Jim, “It helps your chances for a successful marriage if you choose someone with the same interests as you. If you like to dance, and the other person doesn’t, guess what? You’re going to be spending an awful lot of time not dancing, while your spouse will be spending an awful lot of time hearing complaints.

“Being available and willing to marry doesn’t make them automatically a good candidate for marriage.

“Sadly, people don’t learn from history. We make the same mistakes over and over, and the behaviors that sabotaged our past marriages, we bring into future marriages. Why are people surprised when they get the same results? Another failed marriage.”

Tom’s only comment this week on the “multiple marriages” topic: Oops. We aren’t going to call them “failed marriages” anymore. We will call them “marriages that ended.”

Part 2 – A pleasant experience and a new Champ

Most websites have a banner across the top of each page that shows that website’s major categories. The purpose: to make navigating that site easier.

My Finding Love after 50 website has eight categories. One of my categories is “Consulting.” I seldom refer to it and frankly it’s not accessed too often by website visitors.
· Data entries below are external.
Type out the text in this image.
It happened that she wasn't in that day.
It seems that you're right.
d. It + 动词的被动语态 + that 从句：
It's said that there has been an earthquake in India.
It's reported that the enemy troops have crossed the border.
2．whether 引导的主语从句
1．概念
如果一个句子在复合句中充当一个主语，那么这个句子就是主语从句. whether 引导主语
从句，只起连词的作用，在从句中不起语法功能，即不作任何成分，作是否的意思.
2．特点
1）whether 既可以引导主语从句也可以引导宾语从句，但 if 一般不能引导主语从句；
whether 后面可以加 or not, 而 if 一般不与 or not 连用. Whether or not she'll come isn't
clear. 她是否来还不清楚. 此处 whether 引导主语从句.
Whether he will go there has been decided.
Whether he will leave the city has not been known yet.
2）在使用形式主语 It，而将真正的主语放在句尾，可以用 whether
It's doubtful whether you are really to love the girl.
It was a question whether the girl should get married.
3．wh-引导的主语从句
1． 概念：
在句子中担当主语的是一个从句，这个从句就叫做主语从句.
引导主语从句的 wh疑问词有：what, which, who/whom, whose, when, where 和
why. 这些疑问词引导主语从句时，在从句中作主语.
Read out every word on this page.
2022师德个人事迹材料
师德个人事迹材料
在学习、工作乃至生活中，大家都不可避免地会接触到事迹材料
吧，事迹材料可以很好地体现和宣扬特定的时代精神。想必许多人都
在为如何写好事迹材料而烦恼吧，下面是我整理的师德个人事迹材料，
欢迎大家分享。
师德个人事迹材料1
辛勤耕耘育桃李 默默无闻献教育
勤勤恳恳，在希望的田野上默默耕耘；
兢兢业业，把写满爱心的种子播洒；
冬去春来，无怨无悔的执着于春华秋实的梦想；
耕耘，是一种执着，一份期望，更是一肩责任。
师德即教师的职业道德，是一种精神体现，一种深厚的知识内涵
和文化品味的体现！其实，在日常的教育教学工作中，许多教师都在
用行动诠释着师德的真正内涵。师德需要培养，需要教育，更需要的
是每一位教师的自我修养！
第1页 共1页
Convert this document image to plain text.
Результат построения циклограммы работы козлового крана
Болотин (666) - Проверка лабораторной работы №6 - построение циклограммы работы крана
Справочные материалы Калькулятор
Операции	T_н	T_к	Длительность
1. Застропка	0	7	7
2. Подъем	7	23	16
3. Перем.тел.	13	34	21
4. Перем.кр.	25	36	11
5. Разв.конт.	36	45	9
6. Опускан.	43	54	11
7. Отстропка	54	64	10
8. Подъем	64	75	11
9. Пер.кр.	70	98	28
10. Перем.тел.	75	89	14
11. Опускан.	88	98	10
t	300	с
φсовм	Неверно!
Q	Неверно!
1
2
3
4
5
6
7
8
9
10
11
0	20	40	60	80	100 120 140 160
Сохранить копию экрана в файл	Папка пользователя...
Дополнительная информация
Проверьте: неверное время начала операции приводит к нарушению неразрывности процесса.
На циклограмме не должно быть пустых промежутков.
But it’s there because, on occasion, someone will want to talk to me for a half hour or an hour about a senior relationship issue he or she is having, and doesn’t want to make a therapist or counselor office visit.

Most of the time the person simply wants a man’s point-of-view. I do charge for my time, but am told it’s reasonable.

On Tuesday, a woman from the East coast, who was not a Champ, emailed me via the website and scheduled a consultation. Turns out she was intelligent, friendly and pleasant. She had an issue she wanted addressed immediately. We tackled it together in an hour.

In the end, I feel I benefitted as much from our conversation as she did. Plus, she’s become a new Champ and will likely join the Finding Love After 50 Facebook group.

One of the most rewarding things about my writing is when I hear from readers that I’ve helped them, or when I see a couple out and about around south Orange County who say, “You are the reason we met each other, and look, we’re still together.”

Warms my heart.


Dispensing advice in Singapore along the river walk. But did they listen?